CS: Concordo. Poi molto dipende dall’atmosfera del pezzo. La scelta della lingua inglese è ovvia, hai ragione: l’italiano c’entra poco con il nostro genere, a mio parere. La musicalità nel testo è di per sé imprescindibile, lo diceva Poe, ma anche i Bluvertigo: “il suono ha vinto sul significato”.
Siete consapevoli che cantando in inglese si riducono le possibilità di essere apprezzati dal pigro pubblico italiano? Siete sicuri che all’estero potrebbero apprezzare le vostre parole?
SDR: Sicuramente cantare in inglese rende più difficile l’essere apprezzati dal pubblico italiano, anche a causa della diffusa abitudine di andare alla ricerca dei testi; allo stesso tempo però permette di raggiungere un pubblico più vasto, che poi è quello che ci auguriamo.
So che recentemente avete suonato al Contest del Rock in Roma. Raccontateci di che si tratta e come è andata.
CC: è andata come solo agli Aemaet può andare. Problemi tecnici al limite dell’inverosimile, non dipendenti da noi, che hanno in parte compromesso la performance. Ma nel breve tempo a nostra disposizione siamo riusciti a smuovere qualcosa. Vedi, a noi interessa poco il contest. Ci interessava solo suonare davanti ad un pubblico numeroso che crediamo affine al nostro. E la nostra intuizione è stata giusta: abbiamo ricevuto molti feedback positivi.

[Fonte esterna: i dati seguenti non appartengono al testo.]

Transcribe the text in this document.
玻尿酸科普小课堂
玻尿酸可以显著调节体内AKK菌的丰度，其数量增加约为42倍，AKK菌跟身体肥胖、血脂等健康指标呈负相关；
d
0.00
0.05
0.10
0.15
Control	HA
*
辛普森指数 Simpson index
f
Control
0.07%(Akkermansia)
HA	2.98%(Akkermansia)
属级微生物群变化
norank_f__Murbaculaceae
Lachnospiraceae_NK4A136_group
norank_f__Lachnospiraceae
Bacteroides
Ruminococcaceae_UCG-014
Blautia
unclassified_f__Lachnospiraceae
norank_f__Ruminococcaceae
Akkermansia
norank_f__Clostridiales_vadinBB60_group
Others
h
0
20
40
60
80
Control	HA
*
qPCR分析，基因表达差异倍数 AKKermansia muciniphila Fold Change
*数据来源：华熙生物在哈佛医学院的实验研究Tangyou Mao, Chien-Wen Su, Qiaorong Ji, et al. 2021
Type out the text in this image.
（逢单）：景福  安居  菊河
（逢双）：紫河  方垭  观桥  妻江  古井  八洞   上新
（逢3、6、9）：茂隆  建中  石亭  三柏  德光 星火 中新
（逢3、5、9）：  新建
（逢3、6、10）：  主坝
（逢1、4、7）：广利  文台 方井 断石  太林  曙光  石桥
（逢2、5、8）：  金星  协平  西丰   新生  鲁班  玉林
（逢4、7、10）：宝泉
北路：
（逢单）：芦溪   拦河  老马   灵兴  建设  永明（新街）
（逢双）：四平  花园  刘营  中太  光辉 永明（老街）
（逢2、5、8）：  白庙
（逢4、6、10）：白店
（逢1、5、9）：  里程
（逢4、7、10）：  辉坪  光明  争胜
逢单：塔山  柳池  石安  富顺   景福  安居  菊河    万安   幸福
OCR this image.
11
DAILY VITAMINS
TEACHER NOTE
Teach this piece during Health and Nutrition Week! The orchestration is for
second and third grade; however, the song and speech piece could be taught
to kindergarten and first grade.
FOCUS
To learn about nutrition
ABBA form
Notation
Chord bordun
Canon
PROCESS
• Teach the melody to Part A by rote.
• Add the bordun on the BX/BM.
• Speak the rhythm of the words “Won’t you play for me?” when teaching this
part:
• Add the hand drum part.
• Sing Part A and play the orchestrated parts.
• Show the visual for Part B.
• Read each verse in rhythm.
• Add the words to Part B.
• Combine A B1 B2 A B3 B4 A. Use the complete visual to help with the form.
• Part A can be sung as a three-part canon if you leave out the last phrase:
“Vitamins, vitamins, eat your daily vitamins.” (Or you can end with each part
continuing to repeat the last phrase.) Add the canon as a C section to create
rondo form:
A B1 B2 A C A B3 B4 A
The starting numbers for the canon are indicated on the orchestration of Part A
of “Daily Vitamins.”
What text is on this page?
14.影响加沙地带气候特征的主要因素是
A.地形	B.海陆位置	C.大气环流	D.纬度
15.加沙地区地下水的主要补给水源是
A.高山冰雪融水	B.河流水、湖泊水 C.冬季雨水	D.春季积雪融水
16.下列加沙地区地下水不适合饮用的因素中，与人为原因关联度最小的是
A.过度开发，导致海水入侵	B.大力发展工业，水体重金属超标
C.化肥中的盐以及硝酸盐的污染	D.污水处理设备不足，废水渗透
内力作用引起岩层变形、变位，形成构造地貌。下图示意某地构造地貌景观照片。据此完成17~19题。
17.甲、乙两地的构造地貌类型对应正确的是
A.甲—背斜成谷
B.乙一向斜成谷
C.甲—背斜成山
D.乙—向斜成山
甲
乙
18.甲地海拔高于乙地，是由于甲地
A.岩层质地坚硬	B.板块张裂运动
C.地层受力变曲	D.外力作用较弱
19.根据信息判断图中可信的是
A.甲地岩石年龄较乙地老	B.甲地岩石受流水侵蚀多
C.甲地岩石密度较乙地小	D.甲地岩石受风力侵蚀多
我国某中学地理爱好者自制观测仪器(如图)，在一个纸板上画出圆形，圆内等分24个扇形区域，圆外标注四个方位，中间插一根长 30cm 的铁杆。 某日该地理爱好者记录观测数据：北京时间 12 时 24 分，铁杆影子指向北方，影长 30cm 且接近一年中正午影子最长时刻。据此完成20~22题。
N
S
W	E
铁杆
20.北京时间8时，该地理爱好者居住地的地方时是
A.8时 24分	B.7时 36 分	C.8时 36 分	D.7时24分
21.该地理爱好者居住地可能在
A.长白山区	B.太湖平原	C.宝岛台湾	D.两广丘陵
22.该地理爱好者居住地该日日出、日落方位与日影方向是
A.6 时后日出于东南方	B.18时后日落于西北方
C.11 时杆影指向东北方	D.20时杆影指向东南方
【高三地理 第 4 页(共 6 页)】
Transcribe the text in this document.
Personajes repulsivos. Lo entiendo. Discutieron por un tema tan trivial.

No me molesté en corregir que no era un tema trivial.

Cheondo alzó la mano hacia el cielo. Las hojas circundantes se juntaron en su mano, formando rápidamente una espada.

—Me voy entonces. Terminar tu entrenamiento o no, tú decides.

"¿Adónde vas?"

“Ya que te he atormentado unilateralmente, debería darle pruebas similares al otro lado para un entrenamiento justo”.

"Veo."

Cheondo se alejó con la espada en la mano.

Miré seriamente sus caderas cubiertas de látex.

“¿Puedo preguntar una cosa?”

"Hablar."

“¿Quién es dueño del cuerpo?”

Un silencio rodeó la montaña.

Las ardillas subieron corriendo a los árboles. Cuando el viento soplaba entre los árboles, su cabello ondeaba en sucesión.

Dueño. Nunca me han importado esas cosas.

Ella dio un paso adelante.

Avete mai realmente idolatrato qualcuno? Ha senso ancora fidarsi dei musicisti piuttosto che delle canzoni?
CS: L’idolatria è un refuso adolescenziale, quando si scoprivano icone come Morrison, Curtis o Smith. Col tempo l’idolatria cede il posto all’ammirazione. I musicisti, come tutti, possono deludere, con atteggiamenti o svolte musicali che non apprezziamo: per questo li sentiamo “inaffidabili”. Eppure un’ottima canzone resta sempre tale, anche col passare del tempo: se non ti puoi fidare dell’artista, puoi sempre fidarti della sua arte.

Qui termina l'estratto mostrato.